Граф уже распечатал письмо и торопливо пробегал глазами строки; его черты становились все серьезнее.
– Это смело, клянусь святым Георгом! – пробормотал он, и его глаза сверкнули. – «Английские лорды не могут идти наперекор Генриху Восьмому, но они должны подумать о будущем. Если мы станем руководить воспитанием юного Тюдора, то заложим фундамент того оплота, который должен защищать наших детей и внуков от произвола тирана!» Смелая и великая мысль, и я согласен с нею. Но как добиться помилования Уорвика? Генрих в ярости, что малолетний Сэррей находится в его замке…
– Я готова помочь горю, отец, – воскликнула Бетси, – я сама буду просить о том короля…
– Ты соглашаешься?..
– Разве лорд Уорвик не замышляет отомстить за Сэррея, отец? Может ли кровь благородного поэта принести более прекрасные плоды, чем этот союз примирившихся могущественных соперников, который воздвигнет твердый оплот против произвола короны? Тут не тяжела никакая жертва, не труден никакой долг! О, теперь я понимаю, чего требовала та женщина! Да, я могу лицемерить, я стану льстить, притворяться, как делают, приближаясь на охоте к зверю, чтобы заманить его в расставленные сети. И, если бы мне пришлось умереть от яда, который я заимствую у ненависти, я буду красть его улыбаясь и улыбаясь испускать его. Я буду улыбаться, когда мое сердце разрывается от горя и скорби, потому что я мщу за Сэррея, исполняю то, чего он хотел.
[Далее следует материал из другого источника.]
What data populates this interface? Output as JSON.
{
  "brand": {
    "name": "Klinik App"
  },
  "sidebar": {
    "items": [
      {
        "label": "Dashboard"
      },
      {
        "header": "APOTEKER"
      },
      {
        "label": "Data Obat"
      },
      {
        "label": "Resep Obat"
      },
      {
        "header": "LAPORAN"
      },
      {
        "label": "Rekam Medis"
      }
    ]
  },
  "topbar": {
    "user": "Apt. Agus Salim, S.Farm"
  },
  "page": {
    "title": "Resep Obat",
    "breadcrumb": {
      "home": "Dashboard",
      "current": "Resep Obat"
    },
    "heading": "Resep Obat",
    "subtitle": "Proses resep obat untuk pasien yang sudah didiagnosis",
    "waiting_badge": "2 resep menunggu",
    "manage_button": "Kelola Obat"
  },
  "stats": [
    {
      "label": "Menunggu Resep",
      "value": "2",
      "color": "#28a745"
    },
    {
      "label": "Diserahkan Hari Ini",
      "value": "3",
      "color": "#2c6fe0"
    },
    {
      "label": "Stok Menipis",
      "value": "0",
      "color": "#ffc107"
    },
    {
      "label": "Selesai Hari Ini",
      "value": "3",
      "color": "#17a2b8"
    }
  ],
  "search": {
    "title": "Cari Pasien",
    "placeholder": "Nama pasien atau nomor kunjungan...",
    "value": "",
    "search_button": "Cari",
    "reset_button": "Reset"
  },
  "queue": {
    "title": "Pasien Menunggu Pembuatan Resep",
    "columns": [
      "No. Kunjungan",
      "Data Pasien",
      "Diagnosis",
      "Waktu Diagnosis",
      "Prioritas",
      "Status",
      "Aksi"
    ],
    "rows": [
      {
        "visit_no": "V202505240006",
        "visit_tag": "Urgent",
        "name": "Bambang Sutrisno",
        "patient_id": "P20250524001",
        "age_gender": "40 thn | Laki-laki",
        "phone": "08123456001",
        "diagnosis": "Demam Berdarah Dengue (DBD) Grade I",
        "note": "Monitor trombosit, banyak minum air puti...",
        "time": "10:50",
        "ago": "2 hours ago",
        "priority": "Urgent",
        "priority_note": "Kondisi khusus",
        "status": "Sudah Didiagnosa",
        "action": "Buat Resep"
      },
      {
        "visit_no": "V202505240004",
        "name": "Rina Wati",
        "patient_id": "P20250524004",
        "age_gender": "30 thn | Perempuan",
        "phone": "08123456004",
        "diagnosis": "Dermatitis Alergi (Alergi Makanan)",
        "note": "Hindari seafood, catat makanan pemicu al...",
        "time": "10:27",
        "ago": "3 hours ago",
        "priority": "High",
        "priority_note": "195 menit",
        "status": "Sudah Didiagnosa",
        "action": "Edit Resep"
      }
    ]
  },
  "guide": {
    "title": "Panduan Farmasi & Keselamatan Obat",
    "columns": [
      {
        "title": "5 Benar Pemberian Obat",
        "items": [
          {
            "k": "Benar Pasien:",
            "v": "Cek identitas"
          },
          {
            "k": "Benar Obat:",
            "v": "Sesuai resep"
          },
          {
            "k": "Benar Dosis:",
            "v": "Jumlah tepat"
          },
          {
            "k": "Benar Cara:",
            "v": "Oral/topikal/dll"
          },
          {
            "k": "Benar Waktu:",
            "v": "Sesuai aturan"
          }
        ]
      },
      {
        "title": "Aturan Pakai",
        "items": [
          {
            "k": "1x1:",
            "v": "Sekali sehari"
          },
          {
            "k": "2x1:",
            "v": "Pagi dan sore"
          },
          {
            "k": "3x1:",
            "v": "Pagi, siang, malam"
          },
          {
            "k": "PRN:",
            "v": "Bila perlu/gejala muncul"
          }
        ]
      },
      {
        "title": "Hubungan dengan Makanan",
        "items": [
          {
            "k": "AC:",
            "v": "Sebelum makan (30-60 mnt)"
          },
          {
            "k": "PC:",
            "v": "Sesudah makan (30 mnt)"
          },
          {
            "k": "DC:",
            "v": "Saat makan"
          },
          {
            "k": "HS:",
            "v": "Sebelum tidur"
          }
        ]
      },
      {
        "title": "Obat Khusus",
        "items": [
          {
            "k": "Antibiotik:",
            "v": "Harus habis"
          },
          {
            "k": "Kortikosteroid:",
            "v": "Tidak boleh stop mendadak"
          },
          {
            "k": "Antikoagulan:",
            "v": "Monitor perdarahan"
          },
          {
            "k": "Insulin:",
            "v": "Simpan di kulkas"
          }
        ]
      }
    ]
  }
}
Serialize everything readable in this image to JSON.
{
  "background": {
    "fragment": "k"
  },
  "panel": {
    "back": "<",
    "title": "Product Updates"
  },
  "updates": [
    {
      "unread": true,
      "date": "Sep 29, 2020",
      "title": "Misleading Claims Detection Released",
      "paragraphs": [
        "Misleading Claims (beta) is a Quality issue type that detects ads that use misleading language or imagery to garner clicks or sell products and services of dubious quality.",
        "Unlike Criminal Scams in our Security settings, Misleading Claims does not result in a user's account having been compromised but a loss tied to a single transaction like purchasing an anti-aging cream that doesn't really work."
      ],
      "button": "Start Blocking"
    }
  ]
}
Граф смотрел на пылавшую одушевлением дочь, и в нем также заговорило давно дремавшее чувство. Зависть к соперникам, тщеславие своим званием первого лорда в Англии заставили его позабыть, чего требует гордость мужчины. Он превратился в царедворца, а между тем Фитцджеральды из Килдара некогда служили опорой трона Плантагенетов и не склоняли головы ни перед каким государем.
Граф прижал к сердцу свою гордую дочь и воскликнул:
– Будь совестью Килдаров! Не Кромвелю суждено отомстить за истекающую кровью Англию, как пел твой Генри; пэры короны поднимут свой щит, чтобы отразить удары Тюдоров!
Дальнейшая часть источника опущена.